The sifting project began in response to illegal construction and excavations on the Temple Mount (map ref. 222533–88/631503–92) in 1996–2001. These operations led to the removal of some 400 trucks-worth of soil and its deposition in the Qidron Valley (map ref. 222730–4/632220–341) and at other sites. The sifting project collected most of the soil from these sites and transported it to the Zurim Valley National Park, where it was stored for sifting.
The project was prompted by the fact that despite the Temple Mount’s central place in the history of Jerusalem and the region, no systematic excavations has even taken place in it. By sifting the soil that was removed from it, important information can be gleaned about the Temple Mount’s material culture through the ages. The operation is managed as a tourist and educational program.
To date, three preliminary reports have been published, offering reviews of the sifting project and brief discussions of selected finds (Barkay and Zweig 2005; Barkay and Zweig 2007; Barkay and Dvira 2012; Barkay and Dvira 2016). Additional preliminary reports of studies of  various finds have also been published (Elkayam et al. 2015; Snyder, Barkay and Dvira 2016; Greener, Barkay and Dvira 2017; Snyder, Barkay and Dvira 2019). Notably, the number of finds produced by the sifting project is huge, due to which the ongoing task of sorting, identifying, dating, researching and publishing them will continue to carry on for a long time.
In 2018, a pilot project was launched to distribute the sifting to communities throughout the country. Two experiments were conducted at schools in Peta Tiqwa and Teqoʻa. The soil was transported in giant bags to the schoolyards, where a mobile sifting facility and water pipes were installed. Altogether, 550 buckets of soil were sifted in the course of five days. However, the project was discontinued due to high running costs. In June 2019, sifting was resumed at the Mipe Ha-Masu’ot complex at Mount Scopus after a new sifting facility was established. It proceeds in the same format as that previously used at Zurim Valley.
 
In 2018–2019, the sifting produced finds similar to those found in previous years. They are described below.
(1) Pottery dating from the First Temple period to the present; very little of the pottery (less than 0.5 %) predates the Iron Age.
(2) Coins dating from the fourth century BCE—YHD coins—to the present.
(3) Numerous Byzantine-period tesserae.
(4) Fragments and tesserae of glass mosaics, some gilded, originating from the Dome of the Rock’s outer walls. They were installed at the beginning of the Early Islamic period and removed in the sixteenth century CE to be replaced with glazed wall tiles.
(5) Glazed wall tiles from renovations carried out on the Dome of the Rock’s outer walls since the seventeenth-century CE. Kiln debris from the wall-tile production was also found.
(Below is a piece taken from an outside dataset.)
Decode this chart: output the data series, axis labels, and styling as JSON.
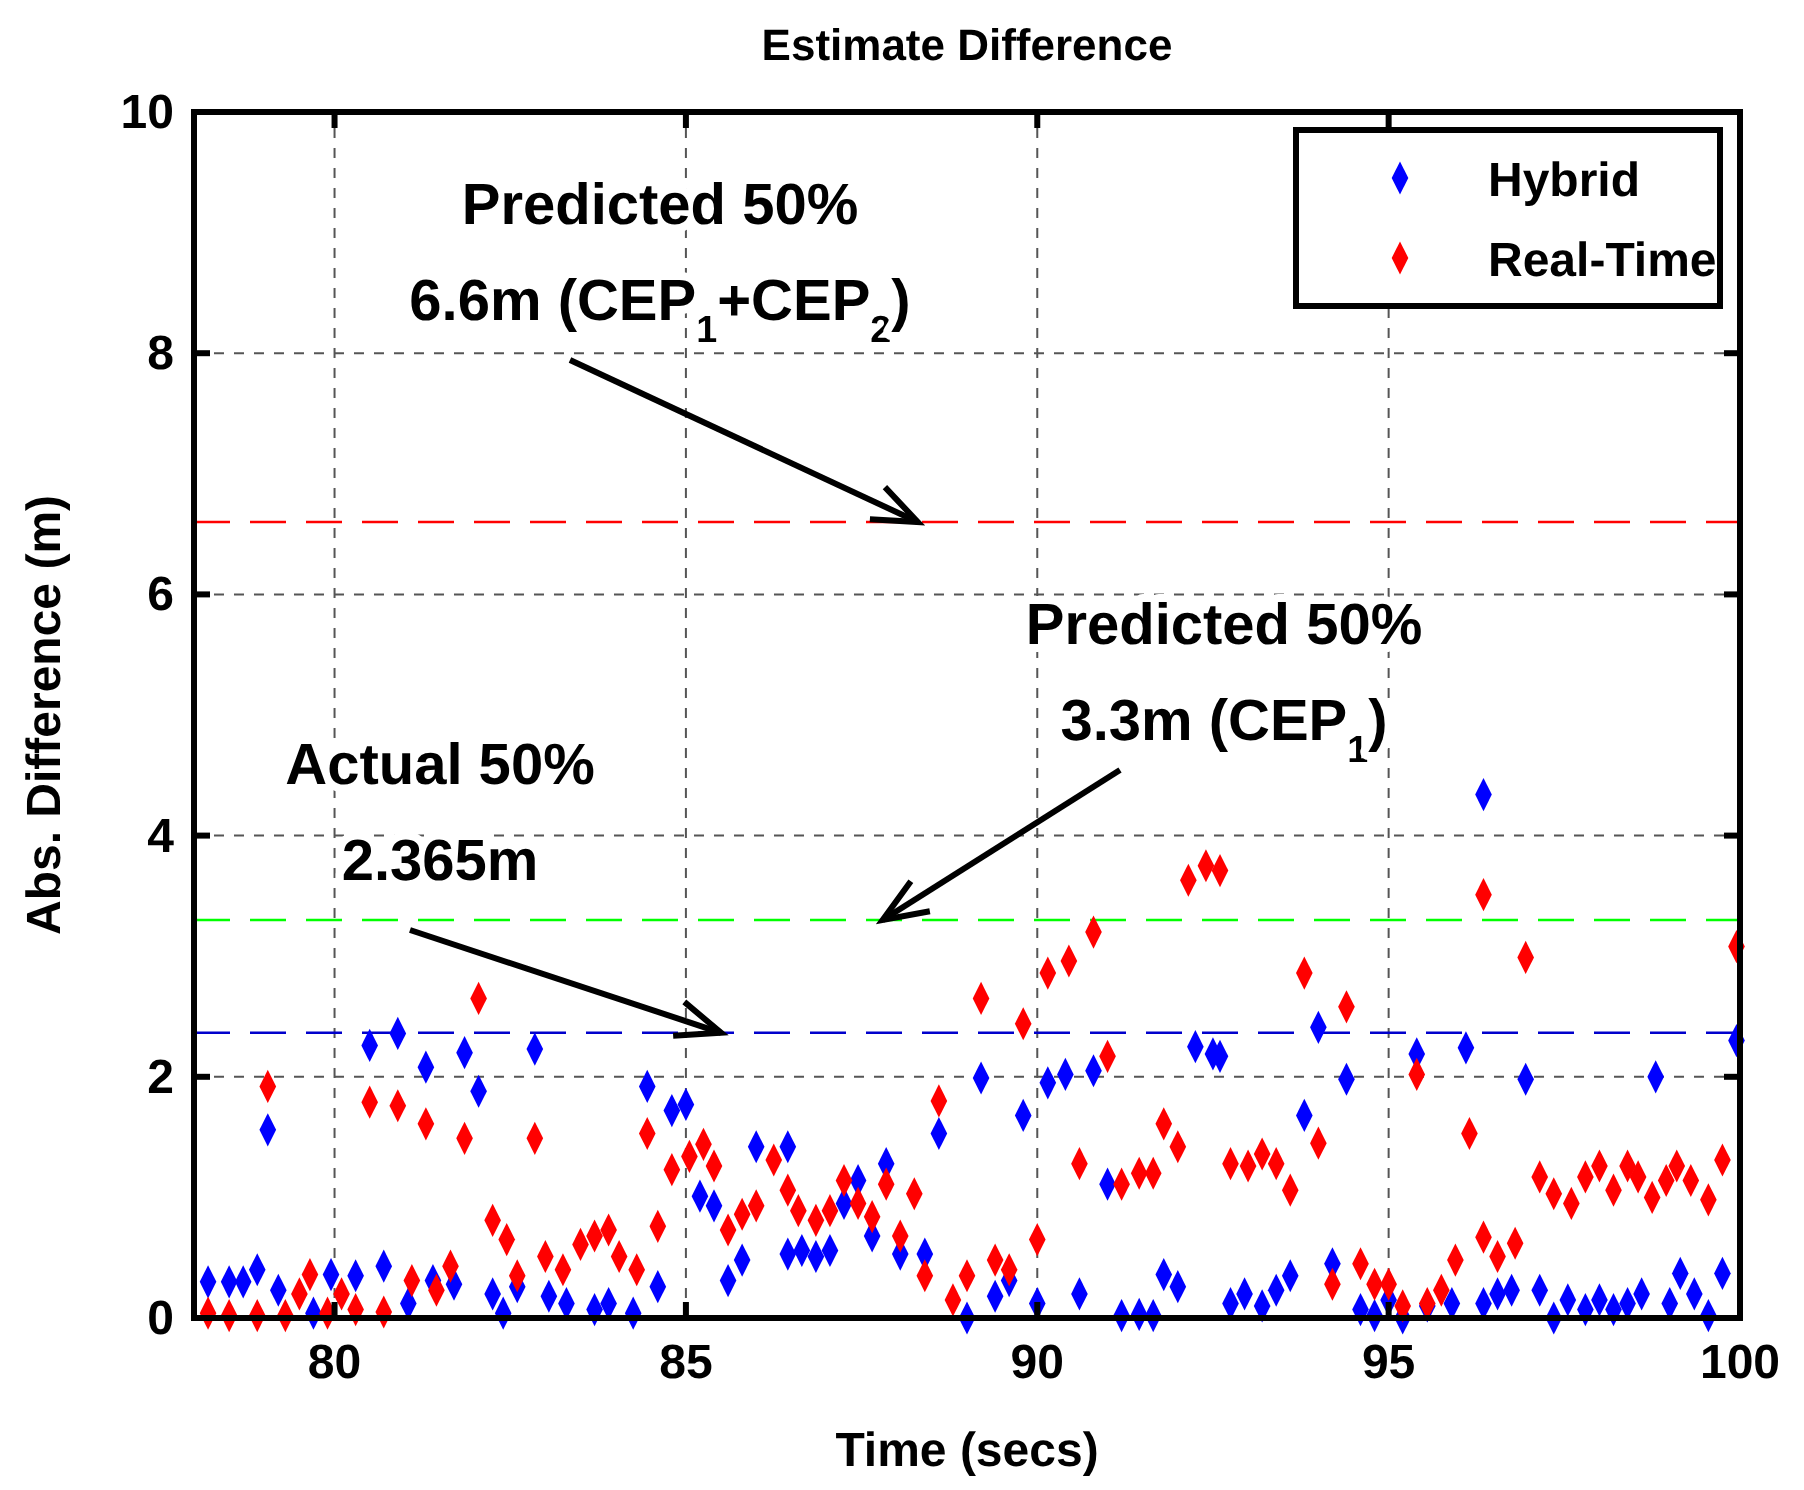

(6) Jewelry: glass rings, glass bracelets, metal rings and beads.
(7) Arrowheads, mostly of the Crusader period, and modern weapons and ammunition.
(8) Inlays of various materials and periods, including mother-of-pearl inlays that were incorporated in the Dome of the Rock’s wall mosaics.
(9) Weights dating from the First Temple period to the British Mandate.
(10) Multiple stoneware items, including many attributed to the late Second Temple period stoneware industry.
(11) Opus sectile floor-tile fragments from the Early Roman, Byzantine, Early Islamic and Crusader periods.
(12) Iron Age figurine fragments.
(13) Nails, including bronze nails, Crusader horseshoe nails and Roman sandal nails (caliga nails).
(14) Bone-industry production debris.
(15) Glass vessel fragments.
 
To date, approximately three-quarters of the evacuated soil was sifted, and we estimate that five more years are needed to complete the sifting. This does not include, however, large mounds of dirt in the eastern part of the Temple Mount that have not yet been removed due to a 2004 Supreme Court ruling. The finds produced by sifting are numerous and diverse; for the past seven years, we have been working to process and publish them.